Funded for a pilot study by the 2016 Felix Harvey Award, Good Bowls are designed for sale at two price points – the higher, in premium food stores frequented by higher-income consumers (e.g., Weaver Street Market or the Durham Food Coop, in the Chapel Hill, N.C., area), and the lower, in convenience stores, which tend to be frequented by lower-income consumers for daily food needs, particularly in “food deserts.”
Ammerman and her team are working diligently to bring Good Bowls to stores throughout the state.
As a frozen product, Good Bowls are eligible for purchase with SNAP, and therefore can help reduce food expenses for lower-income consumers. Good Bowls products also have much longer shelf life than fresh foods, incentivizing convenience stores to carry them, as less waste will help the stores maintain their (often slim) profit margins.
The product also will be attractive to higher-income, health-conscious consumers, who will find locally sourced, nutritious, delicious and convenient meal options for themselves and their families.
Good Bowls also provide an opportunity for altruistic consumers to benefit the local community. By purchasing Good Bowls products at a higher price point, buyers can support local food entrepreneurs and growers. This unique business model uses an adaptation of the “buy one, give one” model and takes a social justice approach to providing the same nutritious, premium product to lower-income members of the community, at prices that fit the consumer’s financial needs. Good Bowls are available to any individual or family seeking a healthy and convenient food option, regardless of income and access disparities.
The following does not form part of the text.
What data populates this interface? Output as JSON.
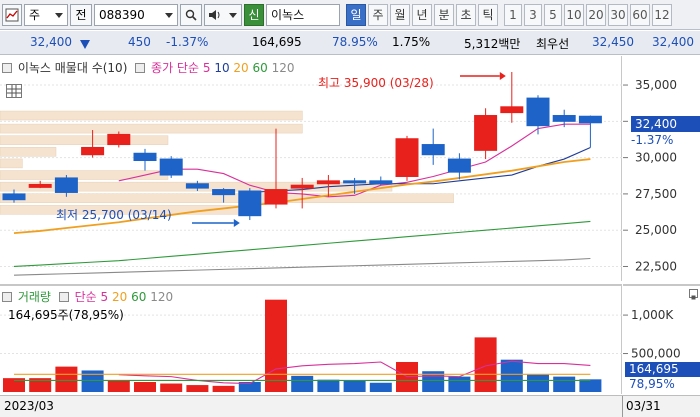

The Good Bowls business model eventually will include a collaborative network of partners, linking local farmers with commercial kitchens and different retail markets to generate a sustainable, community-based product. Southeastern farmers, especially in rural and economically distressed communities, face many challenges and often need to identify new market opportunities.
Good Bowls helps in two ways.
The initiative uses produce from local farmers, including cosmetically challenged or excess produce that otherwise would go to waste. The project team also intends to engage with value-added processing facilities (VAPFs) and certified community kitchens, which often are under-utilized in the community. To stimulate business for facility owners and keep product costs low, Good Bowls will be produced in certified community kitchens or VAPFs linked with local producers. A local woman-owned start-up business, Food Insight Group will coordinate recipe development, labeling, packaging, marketing materials and food safety oversight.
Ammerman said that Good Bowls makes healthy eating both convenient and culturally exciting. She and her partners at Food Insight Group are advancing southern food culture by developing frozen food recipes at the nexus of Mediterranean diet-inspired nutrition and traditional Southern cuisine. For example, Good Bowls integrate southern staples such as collard greens, sweet potatoes, peppers, corn and beans. However, the food is prepared in tasty and innovative ways, consistent with the healthful Mediterranean diet.
Ammerman said she believes the entrepreneurial project will open opportunity for community partnerships and mutually beneficial business relations and will cultivate an environment for accessible and affordable food.
“We hope that Good Bowls will promote good health for individuals, the community and the planet, and ultimately help close the health disparity gap,” she said.
Ammerman’s team includes Kati Schy and Sebastian Elie-York, interns in the public health track of the UNC entrepreneurship minor, nutrition students at various levels of training, and two Gillings School nutrition alumni, Linden Thayer, PhD, and Beth Hopping, PhD, co-founders and co-directors of the Food Insight Group.
A version of this article, reported by Kati Schy, appeared first on the HPDP website.